L’apnéiste français, champion du monde, est de retour en Nouvelle-Calédonie. Président du jury du festival, il a donné une conférence et a également pu faire quelques plongées. Guillaume Néry nous explique son rapport à cette discipline et au monde sous-marin qu’il s’évertue à défendre.
DNC : C’est une satisfaction ce retour en Nouvelle-Calédonie ?
Guillaume Néry : La Nouvelle-Calédonie m’avait manqué. C’est la cinquième fois que je viens. Je suis un amoureux du Pacifique, mais je vais davantage en Polynésie. Et c’est chouette de voir les différences, les petites nuances. C’est dur de juger sur ces courts moments, mais j’ai trouvé les récifs coralliens en forme avec une belle diversité, en tout cas sur la pente externe. Ça fait plaisir de voir des endroits où ça a l’air encore ultra sain.
Vous militez pour changer les logiques sur la protection de la biodiversité. Qu’est-ce qui se joue ?

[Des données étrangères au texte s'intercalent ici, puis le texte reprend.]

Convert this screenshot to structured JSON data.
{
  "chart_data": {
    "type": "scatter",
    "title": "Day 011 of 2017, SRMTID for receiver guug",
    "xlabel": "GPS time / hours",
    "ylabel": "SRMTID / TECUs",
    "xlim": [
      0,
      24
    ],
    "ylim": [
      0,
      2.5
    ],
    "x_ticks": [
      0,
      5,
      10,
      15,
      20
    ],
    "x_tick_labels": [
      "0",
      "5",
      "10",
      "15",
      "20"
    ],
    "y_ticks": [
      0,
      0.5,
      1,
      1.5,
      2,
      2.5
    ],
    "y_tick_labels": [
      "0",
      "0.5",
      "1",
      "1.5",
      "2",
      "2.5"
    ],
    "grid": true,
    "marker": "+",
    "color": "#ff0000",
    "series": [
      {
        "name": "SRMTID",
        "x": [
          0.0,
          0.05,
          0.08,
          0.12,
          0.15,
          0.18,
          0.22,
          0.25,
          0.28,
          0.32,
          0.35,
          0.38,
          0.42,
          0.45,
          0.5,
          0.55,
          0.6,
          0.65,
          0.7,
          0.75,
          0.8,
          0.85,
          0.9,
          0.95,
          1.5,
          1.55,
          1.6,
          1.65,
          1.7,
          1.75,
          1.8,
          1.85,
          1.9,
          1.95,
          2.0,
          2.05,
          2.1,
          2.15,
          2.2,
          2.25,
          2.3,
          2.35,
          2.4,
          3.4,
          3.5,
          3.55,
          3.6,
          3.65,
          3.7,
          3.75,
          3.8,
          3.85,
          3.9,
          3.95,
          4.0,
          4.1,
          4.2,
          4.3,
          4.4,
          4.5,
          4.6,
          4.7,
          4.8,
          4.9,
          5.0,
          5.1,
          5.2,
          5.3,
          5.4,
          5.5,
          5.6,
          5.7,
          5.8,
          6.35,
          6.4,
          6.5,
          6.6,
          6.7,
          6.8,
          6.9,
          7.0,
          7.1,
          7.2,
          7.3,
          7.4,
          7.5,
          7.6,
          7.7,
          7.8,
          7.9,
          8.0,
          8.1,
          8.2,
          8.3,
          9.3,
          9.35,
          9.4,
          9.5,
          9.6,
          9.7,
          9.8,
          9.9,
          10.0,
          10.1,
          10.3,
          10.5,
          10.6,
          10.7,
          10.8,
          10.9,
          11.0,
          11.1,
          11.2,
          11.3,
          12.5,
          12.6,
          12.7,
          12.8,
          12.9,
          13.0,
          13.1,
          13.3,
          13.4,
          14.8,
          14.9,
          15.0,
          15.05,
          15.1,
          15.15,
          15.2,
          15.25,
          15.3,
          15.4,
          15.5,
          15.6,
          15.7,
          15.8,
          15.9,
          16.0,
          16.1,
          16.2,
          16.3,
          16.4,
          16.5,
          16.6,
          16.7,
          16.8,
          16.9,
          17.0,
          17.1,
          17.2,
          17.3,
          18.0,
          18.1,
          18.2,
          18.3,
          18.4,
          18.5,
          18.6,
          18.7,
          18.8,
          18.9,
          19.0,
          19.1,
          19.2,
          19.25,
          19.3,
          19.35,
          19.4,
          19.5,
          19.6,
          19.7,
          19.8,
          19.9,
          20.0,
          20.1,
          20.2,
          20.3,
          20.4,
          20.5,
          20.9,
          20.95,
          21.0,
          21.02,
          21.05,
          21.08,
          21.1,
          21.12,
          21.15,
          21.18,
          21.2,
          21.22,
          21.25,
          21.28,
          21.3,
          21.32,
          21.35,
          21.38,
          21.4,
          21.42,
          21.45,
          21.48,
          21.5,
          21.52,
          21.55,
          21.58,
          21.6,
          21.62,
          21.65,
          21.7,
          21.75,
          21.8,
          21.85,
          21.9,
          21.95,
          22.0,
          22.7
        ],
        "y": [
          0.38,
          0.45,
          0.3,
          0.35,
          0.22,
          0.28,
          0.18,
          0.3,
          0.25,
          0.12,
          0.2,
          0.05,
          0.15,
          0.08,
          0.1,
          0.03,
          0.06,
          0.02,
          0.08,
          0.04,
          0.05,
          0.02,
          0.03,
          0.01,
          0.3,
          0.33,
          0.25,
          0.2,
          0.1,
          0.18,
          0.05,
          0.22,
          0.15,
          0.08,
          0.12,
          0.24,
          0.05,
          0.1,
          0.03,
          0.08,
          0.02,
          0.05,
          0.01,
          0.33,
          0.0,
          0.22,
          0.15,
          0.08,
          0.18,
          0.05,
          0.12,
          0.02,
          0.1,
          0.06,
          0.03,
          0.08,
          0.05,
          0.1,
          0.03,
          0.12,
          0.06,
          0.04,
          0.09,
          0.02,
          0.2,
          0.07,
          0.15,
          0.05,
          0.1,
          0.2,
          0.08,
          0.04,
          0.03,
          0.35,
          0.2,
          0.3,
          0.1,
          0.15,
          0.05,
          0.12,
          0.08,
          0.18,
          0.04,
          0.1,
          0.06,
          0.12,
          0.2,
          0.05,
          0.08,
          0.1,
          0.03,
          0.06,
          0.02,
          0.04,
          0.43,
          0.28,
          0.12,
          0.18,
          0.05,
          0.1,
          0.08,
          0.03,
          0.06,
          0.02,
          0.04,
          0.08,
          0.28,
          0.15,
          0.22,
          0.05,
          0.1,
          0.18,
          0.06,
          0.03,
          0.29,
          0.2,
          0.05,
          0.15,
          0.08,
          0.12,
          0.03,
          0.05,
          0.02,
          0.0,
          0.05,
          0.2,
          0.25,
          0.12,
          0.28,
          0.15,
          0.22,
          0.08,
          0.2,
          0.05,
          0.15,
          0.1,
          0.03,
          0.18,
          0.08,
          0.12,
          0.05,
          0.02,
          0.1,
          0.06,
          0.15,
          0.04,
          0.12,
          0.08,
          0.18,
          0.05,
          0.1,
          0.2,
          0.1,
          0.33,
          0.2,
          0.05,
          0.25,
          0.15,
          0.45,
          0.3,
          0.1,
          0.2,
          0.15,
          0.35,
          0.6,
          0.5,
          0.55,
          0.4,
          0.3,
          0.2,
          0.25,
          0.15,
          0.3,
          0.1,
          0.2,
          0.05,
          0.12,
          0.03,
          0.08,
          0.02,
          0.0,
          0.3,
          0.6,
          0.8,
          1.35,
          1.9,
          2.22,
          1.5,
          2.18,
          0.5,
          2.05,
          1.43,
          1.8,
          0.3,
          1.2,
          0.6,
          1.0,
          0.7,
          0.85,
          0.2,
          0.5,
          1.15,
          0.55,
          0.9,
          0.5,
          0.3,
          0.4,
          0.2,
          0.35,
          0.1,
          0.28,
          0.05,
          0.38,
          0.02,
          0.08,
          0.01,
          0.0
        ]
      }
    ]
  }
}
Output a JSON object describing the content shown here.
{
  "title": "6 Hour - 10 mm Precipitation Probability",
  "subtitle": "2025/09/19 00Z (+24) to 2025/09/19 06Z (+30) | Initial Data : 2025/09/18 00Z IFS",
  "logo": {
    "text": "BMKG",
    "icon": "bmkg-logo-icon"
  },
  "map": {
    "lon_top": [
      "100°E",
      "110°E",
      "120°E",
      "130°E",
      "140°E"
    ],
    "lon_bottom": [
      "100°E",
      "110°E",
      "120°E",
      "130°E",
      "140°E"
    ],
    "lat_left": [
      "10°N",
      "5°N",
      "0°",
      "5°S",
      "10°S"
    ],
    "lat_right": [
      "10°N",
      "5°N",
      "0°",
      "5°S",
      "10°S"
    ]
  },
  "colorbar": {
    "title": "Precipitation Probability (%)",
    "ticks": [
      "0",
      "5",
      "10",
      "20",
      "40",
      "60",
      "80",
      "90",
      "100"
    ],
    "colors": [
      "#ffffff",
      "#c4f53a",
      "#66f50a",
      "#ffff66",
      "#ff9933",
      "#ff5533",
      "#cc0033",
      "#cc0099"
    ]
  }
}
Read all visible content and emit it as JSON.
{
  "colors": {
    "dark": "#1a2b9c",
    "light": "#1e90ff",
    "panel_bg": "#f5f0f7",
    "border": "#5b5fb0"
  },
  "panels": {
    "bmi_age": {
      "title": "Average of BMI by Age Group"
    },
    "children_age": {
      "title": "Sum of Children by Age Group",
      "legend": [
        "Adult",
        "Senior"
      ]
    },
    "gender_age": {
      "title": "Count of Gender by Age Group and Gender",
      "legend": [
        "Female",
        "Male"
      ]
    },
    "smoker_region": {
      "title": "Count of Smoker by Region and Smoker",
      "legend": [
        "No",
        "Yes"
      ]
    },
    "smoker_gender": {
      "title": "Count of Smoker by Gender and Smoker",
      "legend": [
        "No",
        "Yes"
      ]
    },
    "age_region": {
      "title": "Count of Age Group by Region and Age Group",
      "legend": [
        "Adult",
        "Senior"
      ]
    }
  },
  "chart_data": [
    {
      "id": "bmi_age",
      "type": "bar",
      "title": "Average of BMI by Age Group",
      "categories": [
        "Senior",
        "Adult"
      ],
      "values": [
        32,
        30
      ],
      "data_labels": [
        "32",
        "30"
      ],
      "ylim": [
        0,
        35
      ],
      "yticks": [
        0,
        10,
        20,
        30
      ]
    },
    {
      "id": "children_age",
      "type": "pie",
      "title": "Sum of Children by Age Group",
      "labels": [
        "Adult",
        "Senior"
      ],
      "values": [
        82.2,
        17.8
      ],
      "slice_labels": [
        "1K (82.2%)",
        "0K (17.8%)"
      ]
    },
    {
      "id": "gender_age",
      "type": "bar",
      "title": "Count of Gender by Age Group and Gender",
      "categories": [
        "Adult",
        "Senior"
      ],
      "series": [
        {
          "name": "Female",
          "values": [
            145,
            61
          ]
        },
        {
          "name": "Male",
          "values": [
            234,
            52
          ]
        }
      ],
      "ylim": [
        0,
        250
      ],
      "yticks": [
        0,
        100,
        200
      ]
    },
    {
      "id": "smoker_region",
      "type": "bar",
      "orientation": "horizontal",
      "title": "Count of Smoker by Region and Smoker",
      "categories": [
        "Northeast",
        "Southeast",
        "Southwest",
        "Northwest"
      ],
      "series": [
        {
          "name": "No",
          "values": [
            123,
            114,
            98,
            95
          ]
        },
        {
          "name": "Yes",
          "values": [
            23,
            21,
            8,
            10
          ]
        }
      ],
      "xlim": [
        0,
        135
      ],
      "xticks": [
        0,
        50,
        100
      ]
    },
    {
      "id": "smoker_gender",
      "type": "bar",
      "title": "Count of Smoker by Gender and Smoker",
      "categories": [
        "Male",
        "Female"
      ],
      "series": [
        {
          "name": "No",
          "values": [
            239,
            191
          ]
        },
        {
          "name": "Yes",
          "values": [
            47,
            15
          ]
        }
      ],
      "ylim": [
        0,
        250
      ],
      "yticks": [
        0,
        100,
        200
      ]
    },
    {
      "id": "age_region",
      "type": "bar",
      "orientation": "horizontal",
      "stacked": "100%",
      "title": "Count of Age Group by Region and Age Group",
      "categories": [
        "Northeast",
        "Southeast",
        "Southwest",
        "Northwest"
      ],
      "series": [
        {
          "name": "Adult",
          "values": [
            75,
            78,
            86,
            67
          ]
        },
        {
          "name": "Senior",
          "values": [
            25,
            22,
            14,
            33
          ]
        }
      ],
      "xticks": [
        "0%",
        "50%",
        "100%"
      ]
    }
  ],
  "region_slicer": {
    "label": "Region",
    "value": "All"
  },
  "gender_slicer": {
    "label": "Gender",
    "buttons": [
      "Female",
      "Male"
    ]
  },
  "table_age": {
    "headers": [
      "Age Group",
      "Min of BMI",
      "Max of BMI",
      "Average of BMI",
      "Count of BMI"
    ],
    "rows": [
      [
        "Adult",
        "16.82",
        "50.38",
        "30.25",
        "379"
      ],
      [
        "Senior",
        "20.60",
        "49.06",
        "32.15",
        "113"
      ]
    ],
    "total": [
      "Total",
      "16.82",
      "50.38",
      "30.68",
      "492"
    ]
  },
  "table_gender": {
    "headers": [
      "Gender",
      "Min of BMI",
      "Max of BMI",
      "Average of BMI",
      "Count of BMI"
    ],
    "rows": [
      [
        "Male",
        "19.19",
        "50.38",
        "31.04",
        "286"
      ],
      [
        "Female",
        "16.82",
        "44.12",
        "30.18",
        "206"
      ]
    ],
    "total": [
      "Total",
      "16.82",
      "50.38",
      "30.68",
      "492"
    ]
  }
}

On parle beaucoup du réchauffement climatique, parce que les impacts se font sentir. C’est le sujet qui fait le plus peur, qui est très relayé médiatiquement. Il va entraîner des effondrements de biodiversité parce que, si la mer se réchauffe, les récifs coralliens vont crever. Mais il y a une destruction du vivant qui est déjà en cours et sur laquelle j’ai l’impression qu’il pourrait être plus facile d’agir, avec des impacts immédiats. Mais il y a une inertie absolument abominable du fait des intérêts économiques. On fait des micro pas face à l’ampleur du problème.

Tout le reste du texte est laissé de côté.